On a more serious note (or beat), Dancing Paul is a perfect example of what Lev Manovich calls the variability of new media in his book The Language of New Media. I think this is a whole genre of Web toys, which we might call variability engines or variability toys. Combinations is the game, the user chooses among a handful of choices in a handful of channels, and can start to feel creative. It is possible to practice to make Paul dance quite well, and to me doing that is very much like playing an instrument. Or mixing records DJ-style.
My DSL provider runs a portal with broadband content, called iCanal, and they hail Oddcast as "the future of media". Oddcast is elegant and great fun, but "current media" would be better, than "future" I think. This is an old trend, and there must be hundreds of these sites around. Ken Perlin's homepage is full of such toys, i.e.
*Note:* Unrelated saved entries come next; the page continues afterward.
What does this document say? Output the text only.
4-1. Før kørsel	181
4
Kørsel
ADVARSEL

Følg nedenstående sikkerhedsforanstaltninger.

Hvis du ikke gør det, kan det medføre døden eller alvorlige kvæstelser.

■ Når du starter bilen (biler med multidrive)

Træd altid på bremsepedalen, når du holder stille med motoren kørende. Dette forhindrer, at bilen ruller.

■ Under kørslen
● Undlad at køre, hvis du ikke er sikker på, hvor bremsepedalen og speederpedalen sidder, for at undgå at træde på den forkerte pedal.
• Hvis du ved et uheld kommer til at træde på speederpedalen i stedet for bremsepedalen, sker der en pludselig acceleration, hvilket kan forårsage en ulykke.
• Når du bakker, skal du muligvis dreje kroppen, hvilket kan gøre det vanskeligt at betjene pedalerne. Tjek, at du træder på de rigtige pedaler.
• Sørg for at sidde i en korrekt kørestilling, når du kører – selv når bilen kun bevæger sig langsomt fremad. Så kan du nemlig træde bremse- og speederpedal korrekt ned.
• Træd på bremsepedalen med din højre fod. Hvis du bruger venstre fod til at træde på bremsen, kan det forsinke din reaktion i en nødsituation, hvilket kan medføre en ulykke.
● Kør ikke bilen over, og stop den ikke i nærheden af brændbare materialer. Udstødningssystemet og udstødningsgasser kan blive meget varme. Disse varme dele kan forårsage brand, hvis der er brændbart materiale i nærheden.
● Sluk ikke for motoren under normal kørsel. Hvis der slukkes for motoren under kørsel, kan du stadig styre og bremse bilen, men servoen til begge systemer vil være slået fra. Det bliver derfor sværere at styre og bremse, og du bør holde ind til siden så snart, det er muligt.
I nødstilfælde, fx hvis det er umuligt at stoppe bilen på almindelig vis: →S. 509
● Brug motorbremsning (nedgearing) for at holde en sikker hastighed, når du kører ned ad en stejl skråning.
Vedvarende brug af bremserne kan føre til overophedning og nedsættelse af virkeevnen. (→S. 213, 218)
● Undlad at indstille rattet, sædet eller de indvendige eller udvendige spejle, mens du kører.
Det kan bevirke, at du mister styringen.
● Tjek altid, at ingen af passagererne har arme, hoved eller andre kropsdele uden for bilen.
Body Guy. Most variability toys are visual, but audible ones are easy to imagine. I used to play with a ShockWave demo of a DJ tool, but I can't find it anymore.
The dream of interactive information graphics is of course that the manipulation of such toys actually teach you something, that they are simulations of some system, which you can alter and see the effect. Jakob Nielsen hails this use, as seen in Apple's Knowledge Navigator video, as the right way of using multimedia. Can't remember actually seeing one such graphic on the Web, though. Tips would be appreciated.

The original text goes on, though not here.